Diary of a (quickly) delivery feature
At The Guardian we have made an effort to adopt continual delivery.
Here is how that works in practice.
The task at hand was the common enough requirement to write a simple image proxy server that took at large source JPEG from our origin server and shrink it down to an acceptable size before being sent back to the browser. This would reduce the weight, in kilobytes, and increase the speed of all our webpages.
So we can take a nice high resolution image like this,
... and resize it for different purposes in the design.
Here's the steps I took to deliver that in to production.
I hacked on support for ImageMagick.
I did some visual comparison of Scalr and ImageMagick. I was happier with ImageMagick.
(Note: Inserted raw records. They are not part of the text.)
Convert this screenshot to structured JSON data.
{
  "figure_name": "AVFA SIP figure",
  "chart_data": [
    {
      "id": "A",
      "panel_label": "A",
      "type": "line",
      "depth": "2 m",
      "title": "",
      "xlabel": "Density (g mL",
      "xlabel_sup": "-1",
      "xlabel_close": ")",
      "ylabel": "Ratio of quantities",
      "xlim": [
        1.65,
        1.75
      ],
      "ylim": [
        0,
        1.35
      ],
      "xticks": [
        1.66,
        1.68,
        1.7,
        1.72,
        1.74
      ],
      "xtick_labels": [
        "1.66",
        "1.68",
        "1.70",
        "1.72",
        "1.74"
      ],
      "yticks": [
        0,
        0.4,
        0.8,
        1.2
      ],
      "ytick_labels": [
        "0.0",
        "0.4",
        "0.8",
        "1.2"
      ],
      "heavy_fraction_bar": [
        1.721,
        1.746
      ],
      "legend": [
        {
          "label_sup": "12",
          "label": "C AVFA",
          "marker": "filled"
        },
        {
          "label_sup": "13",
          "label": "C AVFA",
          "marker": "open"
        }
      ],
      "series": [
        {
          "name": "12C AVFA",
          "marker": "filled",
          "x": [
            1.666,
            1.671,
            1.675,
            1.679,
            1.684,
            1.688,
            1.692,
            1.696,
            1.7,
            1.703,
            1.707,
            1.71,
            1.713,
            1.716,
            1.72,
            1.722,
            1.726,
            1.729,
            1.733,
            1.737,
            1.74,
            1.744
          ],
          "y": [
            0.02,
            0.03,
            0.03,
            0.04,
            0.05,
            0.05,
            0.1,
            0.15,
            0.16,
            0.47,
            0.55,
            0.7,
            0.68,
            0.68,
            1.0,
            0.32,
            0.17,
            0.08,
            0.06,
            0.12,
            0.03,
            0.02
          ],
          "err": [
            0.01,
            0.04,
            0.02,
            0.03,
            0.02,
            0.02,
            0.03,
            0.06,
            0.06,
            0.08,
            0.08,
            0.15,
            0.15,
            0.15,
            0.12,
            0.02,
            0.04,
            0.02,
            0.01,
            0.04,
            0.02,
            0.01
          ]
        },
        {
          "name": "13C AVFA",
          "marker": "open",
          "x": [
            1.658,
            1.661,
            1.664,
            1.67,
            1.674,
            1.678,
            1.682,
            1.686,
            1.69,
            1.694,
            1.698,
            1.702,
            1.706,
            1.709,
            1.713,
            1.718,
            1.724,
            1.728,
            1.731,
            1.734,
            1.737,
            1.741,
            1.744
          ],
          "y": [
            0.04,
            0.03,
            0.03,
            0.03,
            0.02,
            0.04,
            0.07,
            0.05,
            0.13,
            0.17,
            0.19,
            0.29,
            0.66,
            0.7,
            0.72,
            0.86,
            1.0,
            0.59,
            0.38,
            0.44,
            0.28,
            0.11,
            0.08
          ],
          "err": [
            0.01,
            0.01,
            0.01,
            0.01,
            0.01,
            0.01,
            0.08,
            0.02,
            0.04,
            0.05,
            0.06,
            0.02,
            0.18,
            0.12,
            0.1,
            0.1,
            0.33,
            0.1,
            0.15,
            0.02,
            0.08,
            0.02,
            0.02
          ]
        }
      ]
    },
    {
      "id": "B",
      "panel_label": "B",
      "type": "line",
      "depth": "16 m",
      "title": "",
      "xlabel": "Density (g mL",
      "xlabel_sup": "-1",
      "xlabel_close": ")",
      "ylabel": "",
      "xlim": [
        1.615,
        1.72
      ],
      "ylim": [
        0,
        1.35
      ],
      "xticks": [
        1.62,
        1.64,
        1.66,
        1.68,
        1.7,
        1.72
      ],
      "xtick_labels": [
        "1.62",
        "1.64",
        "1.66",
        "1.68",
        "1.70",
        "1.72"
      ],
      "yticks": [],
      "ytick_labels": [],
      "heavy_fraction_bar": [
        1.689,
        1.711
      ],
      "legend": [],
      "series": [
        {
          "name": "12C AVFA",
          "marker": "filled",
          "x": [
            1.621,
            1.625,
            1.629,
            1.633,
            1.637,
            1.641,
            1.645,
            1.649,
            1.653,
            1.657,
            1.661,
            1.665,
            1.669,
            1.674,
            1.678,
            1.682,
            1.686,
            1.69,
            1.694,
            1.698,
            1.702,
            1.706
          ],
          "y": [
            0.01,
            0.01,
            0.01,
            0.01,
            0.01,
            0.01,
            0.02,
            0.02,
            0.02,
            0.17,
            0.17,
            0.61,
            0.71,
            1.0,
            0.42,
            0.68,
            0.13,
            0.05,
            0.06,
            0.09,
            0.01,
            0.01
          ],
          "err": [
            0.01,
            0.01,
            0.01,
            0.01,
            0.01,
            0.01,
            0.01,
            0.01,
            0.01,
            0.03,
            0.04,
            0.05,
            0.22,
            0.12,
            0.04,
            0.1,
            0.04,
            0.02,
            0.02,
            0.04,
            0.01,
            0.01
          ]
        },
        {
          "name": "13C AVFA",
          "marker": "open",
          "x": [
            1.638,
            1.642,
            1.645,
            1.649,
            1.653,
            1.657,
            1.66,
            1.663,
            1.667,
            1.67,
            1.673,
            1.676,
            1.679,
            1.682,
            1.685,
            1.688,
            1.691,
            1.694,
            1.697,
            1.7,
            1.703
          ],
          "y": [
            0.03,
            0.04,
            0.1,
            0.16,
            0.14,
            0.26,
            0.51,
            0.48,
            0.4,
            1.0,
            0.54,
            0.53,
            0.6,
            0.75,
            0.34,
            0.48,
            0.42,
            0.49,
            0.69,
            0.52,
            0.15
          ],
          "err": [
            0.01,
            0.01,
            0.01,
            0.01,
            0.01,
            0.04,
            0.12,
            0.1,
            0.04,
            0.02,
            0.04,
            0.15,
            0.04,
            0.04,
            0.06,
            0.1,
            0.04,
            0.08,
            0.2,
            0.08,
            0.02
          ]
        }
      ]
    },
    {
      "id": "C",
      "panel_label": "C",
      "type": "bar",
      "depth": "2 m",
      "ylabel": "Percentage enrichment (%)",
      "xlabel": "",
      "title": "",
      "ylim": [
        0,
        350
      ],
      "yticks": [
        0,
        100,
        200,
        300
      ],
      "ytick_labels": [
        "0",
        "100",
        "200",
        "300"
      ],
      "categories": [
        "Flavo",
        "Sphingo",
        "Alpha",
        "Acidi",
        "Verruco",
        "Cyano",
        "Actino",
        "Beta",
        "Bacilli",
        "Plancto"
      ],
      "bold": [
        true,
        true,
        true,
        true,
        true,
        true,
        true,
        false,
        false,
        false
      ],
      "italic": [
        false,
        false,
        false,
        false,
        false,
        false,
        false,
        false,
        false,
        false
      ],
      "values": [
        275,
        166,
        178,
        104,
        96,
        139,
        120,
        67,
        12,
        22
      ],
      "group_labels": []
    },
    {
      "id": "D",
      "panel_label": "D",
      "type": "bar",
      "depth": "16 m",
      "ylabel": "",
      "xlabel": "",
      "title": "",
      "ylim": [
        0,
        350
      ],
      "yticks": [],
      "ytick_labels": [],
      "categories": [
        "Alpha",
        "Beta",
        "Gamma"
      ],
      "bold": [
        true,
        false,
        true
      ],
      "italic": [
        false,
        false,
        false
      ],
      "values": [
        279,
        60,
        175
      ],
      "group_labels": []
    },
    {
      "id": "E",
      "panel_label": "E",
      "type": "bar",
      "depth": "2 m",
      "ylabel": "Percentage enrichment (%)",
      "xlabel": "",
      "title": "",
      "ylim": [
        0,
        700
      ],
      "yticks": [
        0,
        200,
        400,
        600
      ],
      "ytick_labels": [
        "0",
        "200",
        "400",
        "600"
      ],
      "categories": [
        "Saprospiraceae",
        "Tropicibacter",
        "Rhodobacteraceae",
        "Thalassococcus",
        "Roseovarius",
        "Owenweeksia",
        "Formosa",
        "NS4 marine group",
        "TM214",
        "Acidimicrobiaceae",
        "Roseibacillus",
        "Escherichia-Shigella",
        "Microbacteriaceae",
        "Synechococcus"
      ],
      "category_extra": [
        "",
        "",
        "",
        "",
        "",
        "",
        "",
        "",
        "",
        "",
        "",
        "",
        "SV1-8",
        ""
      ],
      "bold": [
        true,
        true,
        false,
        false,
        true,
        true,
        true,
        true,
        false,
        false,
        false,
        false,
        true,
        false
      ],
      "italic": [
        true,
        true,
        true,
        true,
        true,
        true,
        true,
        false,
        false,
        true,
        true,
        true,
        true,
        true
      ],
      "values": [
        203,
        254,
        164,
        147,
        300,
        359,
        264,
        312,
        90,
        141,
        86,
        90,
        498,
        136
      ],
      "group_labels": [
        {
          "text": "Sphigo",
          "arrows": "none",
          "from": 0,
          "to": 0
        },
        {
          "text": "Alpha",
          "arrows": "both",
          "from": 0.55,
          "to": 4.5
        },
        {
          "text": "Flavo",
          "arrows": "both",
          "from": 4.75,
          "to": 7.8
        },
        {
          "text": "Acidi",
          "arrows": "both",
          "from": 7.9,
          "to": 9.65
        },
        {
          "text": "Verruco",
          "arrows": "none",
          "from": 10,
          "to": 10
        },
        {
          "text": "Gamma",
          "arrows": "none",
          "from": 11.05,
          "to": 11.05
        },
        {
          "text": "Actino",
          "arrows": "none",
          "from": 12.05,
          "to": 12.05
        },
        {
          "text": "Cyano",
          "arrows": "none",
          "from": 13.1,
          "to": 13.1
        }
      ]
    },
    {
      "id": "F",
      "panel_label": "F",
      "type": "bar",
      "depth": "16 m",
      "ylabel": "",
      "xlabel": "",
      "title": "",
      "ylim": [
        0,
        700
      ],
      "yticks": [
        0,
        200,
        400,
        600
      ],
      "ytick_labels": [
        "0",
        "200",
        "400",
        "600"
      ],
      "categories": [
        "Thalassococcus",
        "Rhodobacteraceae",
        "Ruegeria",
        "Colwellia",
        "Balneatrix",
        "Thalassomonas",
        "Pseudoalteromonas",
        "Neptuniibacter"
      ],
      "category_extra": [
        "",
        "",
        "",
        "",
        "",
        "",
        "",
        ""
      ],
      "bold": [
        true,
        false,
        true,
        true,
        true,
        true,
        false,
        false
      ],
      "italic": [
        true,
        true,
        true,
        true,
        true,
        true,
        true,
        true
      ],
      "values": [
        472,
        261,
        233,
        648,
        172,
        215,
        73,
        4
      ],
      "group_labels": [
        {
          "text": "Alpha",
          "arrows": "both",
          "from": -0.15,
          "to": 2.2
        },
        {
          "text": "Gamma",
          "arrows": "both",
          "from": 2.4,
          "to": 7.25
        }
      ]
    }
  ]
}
I showed the results to the design team, we talked about how the compression ratio was probably a over done for retina screens. I loosened it a little.
On Friday I updated our CloudFormation scripts, Nginx configuration and deployment scripts and our build server and put the infrastructure in to production after someone reviewed my changes.
I deployed my branch to production. It broke.
I sit down with our resident sys admin for an hour to diagnose.
We quickly discover that my decision to swap to ImageMagick was a bad one. Having deployed my branch to production I now find that CentOS has poor support for that package.
We fiddle around a bit and decided to move to GraphicsMagick, which seems to work.
Nb. Note here I do not use a clone of the production environment on a virtual machine (I use OSX). Rookie error? Or if I can find and fix an environmental incompatibility problem within an hour does that offset the hassle of the VM upkeep?
I set up some simple monitoring of our image proxy server in Graphite. Not really knowing much about how it would perform I added some graphs for CPU load average, free/used memory and outbound HTTP 200/5xx responses.
I also add a feature switch to the image proxy, so I could turn it on and off quickly outside of a release cycle.
Before I used it with live traffic I asked the sys admins to put a CDN in front of my application.
Today was release day.
Another developer, somewhat more talented at finessing Scala than me, helped refactor the code that wrote our image host names to the HTML.
Testing outside of production is artificial. Fake traffic, fake users, simulated results can only prove so much.
Rather than spend ages load testing in an artificial environment I found the smallest change I could make in production to test my code.
In this case I decided to swap the 140x140px profile images on our contributor pages so that they would hit my new service. These pages only get a small amount of traffic - a few dozen hits p/min.
I configured the image compression service to shrink the JPEG quality a little before sending them out to the browser.
There's a couple of other ways to run these sorts of tests,
- If I was less confident I could have split the traffic and target the change at a small number of people, say 20% of the audience.
- I could have released this particular feature transparently to the end user by including the image on the page but hidden it from the viewport.
I turned on the switch. I sat and watched the graphs I had set up. Everything looked fine.
The last task of the day was to configure a basic alert to tell me if anything was broken. Typically we use load balancer latency. If that dropped to an unacceptable level I would get a SMS during the night.
That text message never arrived. I slept soundly that night.
After a successful initial release, confident that I was heading the right direction, I merged the code in to our master and redeployed it.
My objective today was to hit the service with a bit more traffic.
In the morning I scaled up the image proxy server stack to twice it's normal size and proxied all our photo galleries. For devices with smaller viewports this shaved about 50% of the download size.
At this point 100% of our image traffic was being served off the new service.
My last task was to write up a short README explaining how it worked and the decision I'd come to should anyone want to pick it up in the future.
Some time later
Of course I'd forgotten a few things, so the server was picked at a bit over the subsequent few months with the odd bug fix and improvement.
After we understood the application's performance requirements we scaled the hardware it back down to an adequate level, after our over-precaution during the initial production testing.
Why this is good for the business
With full control over the software, infrastructure, QA and deployment the speed at which we can build something, ship it, test, diagnose, and mark it as done is very fast indeed. It's a credit to the Guardian development team as a whole that they have built a system that allows people of all skill levels the control and responsibility to this.
Speed is good for business, it saves money.
I made several mistakes during this process, our development process makes it easy to make them, and easy to fix. If all you are ever doing is taking small steps in the right direction then the risks of introducing change are largely mitigated.
Lower risk of breaking things and the faster discovery of problems is also good for business.
Matt's blog about this subject is short and sweet.
At no point did I spend more than a day or two between releasing anything. Once I'd done it I shipped it. Working in small batches means you are more focussed, less likely to accidentally add a whole load of features (Ie. complexity). It's easier for others in the team (engineers, design, QA etc.) to understand and review your work. The planning overhead was minimal.
Focus, simplicity and small provable, predictable deliveries are what businesses want from software teams.
A team of people doing this throughout the year, every day making a handful of things better than yesterday, is an optimal way to deliver software but it's not that easy to keep this pace up in a large(ish) development team and we often get it wrong.
I wrote this to remind myself why we bother.